The updated PFS assumed a near-spot gold price of $1 100/oz and a C$:$ exchange rate of C$1.28, calculating an after-tax net present value (NPV) at a 5% discount of $278-million and an internal rate of return (IRR) of 17.2%.

Argonaut stated that the ounces to be produced had increased by about 70% and that the cash costs had decreased by 16%.

The updated PFS envisioned a significantly larger-scale operation, which would see a processing rate of 30 000 t/d, as opposed to 12 500 t/d in 2014; total recovered gold ounces of 2.8-million ounces, compared with 1.7-million ounces previously; and average cash costs of $582/oz, compared with $693/oz previously.

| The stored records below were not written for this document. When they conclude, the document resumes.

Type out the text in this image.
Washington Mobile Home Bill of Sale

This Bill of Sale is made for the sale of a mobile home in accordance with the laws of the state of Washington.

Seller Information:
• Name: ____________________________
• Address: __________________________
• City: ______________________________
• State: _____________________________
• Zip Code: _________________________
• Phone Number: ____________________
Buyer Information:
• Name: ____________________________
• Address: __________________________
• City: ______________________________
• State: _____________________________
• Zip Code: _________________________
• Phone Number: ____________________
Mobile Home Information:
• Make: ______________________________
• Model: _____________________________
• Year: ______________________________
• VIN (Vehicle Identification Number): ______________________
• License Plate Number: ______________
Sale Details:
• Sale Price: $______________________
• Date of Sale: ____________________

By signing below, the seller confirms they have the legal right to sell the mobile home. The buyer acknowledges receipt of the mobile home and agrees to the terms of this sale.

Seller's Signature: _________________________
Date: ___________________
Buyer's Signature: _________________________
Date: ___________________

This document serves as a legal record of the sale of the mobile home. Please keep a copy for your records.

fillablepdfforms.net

All-in sustaining costs would come in at about $842/oz.

The project would cost about $540-million to build – $184-million more than previously predicted.

"Since increasing our property position and completing additional drilling, we were able to reassess the deposit in its entirety, including considering many alternative development approaches for the project, such as processing rates ranging from 10 000 t/d up to 30 000 t/d,” commented Argonaut president and CEO Pete Dougherty.

He added that there were few gold projects of this scale and quality located in Canada and that the project's economics continued to benefit from a strong Canadian-dollar denominated gold price.

“On an ongoing basis, we will consider alternatives to finance and develop the project in order to efficiently realise the full potential of this asset," he said.

Magino was now expected to produce 370 000 oz/y over the first three years of its ten-year mine life, a 127% improvement over the 2014 PFS. The capital payback period also came down from 4.2 years to only 2.6 years.

The Magino project currently holds probable reserves of 105.4-million tonnes, grading 0.89 g/t (at a 0.34 g/t cutoff) for 3.02-million ounces of gold. The indicated resource comprises 143.8-million tonnes grading 0.88 g/t (at a 0.25 g/t cutoff) for 4.01-million ounces of gold, and the inferred resource stands at 43.3-million tonnes grading 0.76 g/t for 1.06-million ounces of gold.

Desjardins Capital Markets analyst Michael Parkin said in a note to clients that he believed the updated PFS improved the option value of the company in a rising gold price environment.

“We believe the company will refrain from a development decision in the current metals price environment despite the favourable Canadian dollar tailwind, due to the significant initial capital budget of $540-million. We believe the company will focus on the less capital-intensive San Agustin project [in Mexico], where we estimate initial capex of $60-million and an IRR of 27.8%,” he stated.